In the movie’s last third, Nair rushes to cram in a convoluted political espionage plot that we haven’t given a thought to since that opening kidnapping scene: Will Bobby find out the whereabouts of the missing American professor before Changez’s more radical cohorts do away with him? And are we to believe Changez’s protestations that, however close he may have come to flirting with radicalism in the past, there is still something in him that resists the use of violence?

At several points, the screenplay (by William Wheeler, from a screen story by Mohsin Hamid and Ami Boghani) goes out of its way to draw an explicit parallel between the ruthlessness of Wall Street financiers and that of Islamic terrorists.

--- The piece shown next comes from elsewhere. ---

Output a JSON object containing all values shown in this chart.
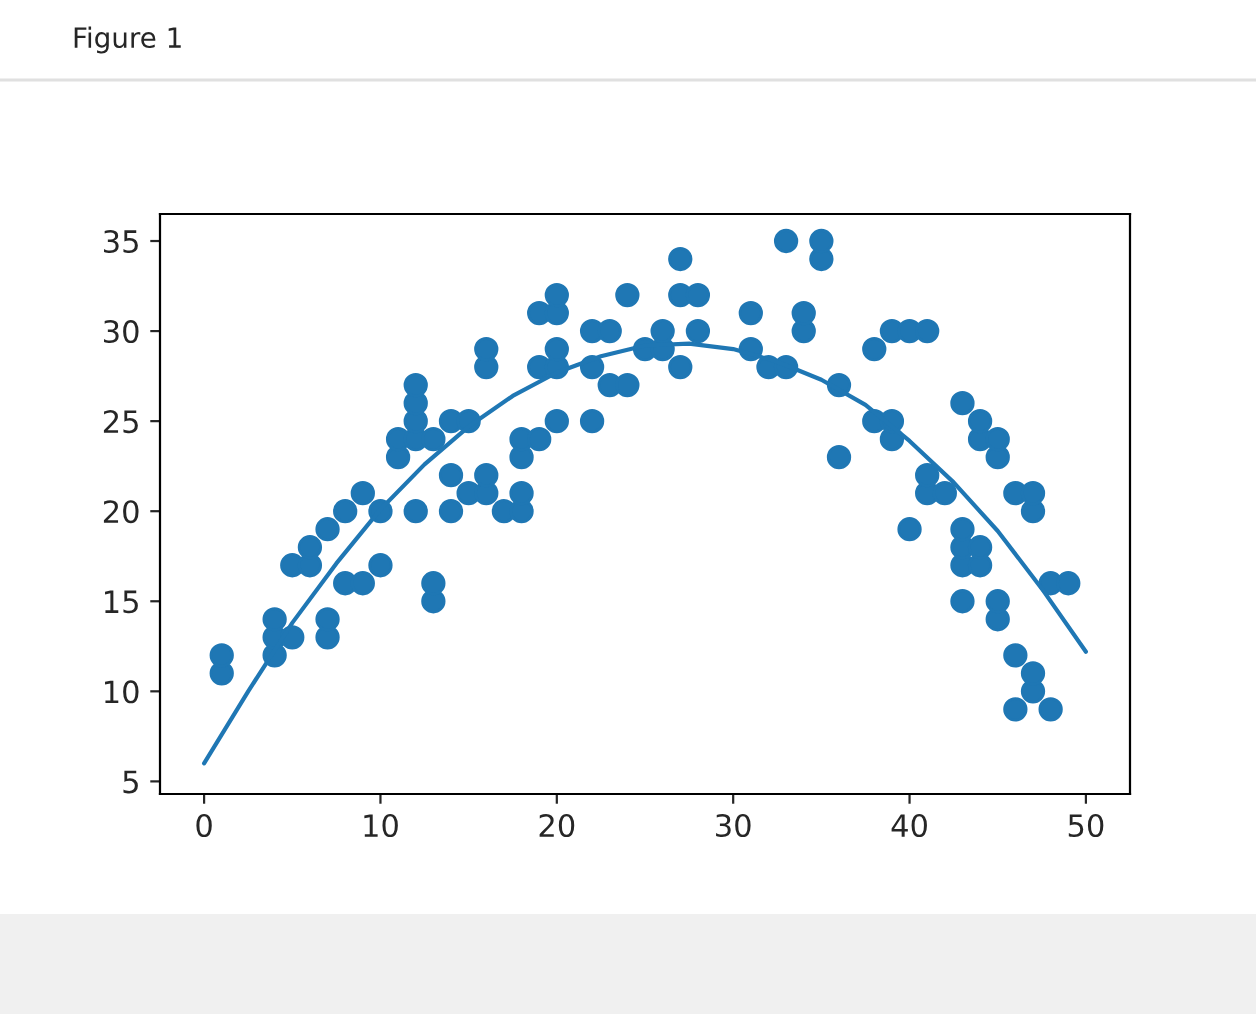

Both Changez’s toxic boss at the firm (excellently played by a shark-like Sutherland) and the Pakistani radicals who later try to convert him to their cause use the same frighteningly vague word, “fundamentals,” to describe the values that drive them. But, like Changez’s disturbing reaction to the televised destruction of the towers, this facile analogy (is financial rapaciousness, however destructive, really comparable to the slaughter of innocent people?) gets glossed over too quickly on the way to a bet-hedging and dramatically unsatisfying ending. For all the contemporary relevance of the issues it explores, there’s something morally and aesthetically muffled about The Reluctant Fundamentalist: Nair is so busy making sure we never lose sympathy for her handsome and charming protagonist that the film ultimately founders in a tangle of humanist platitudes.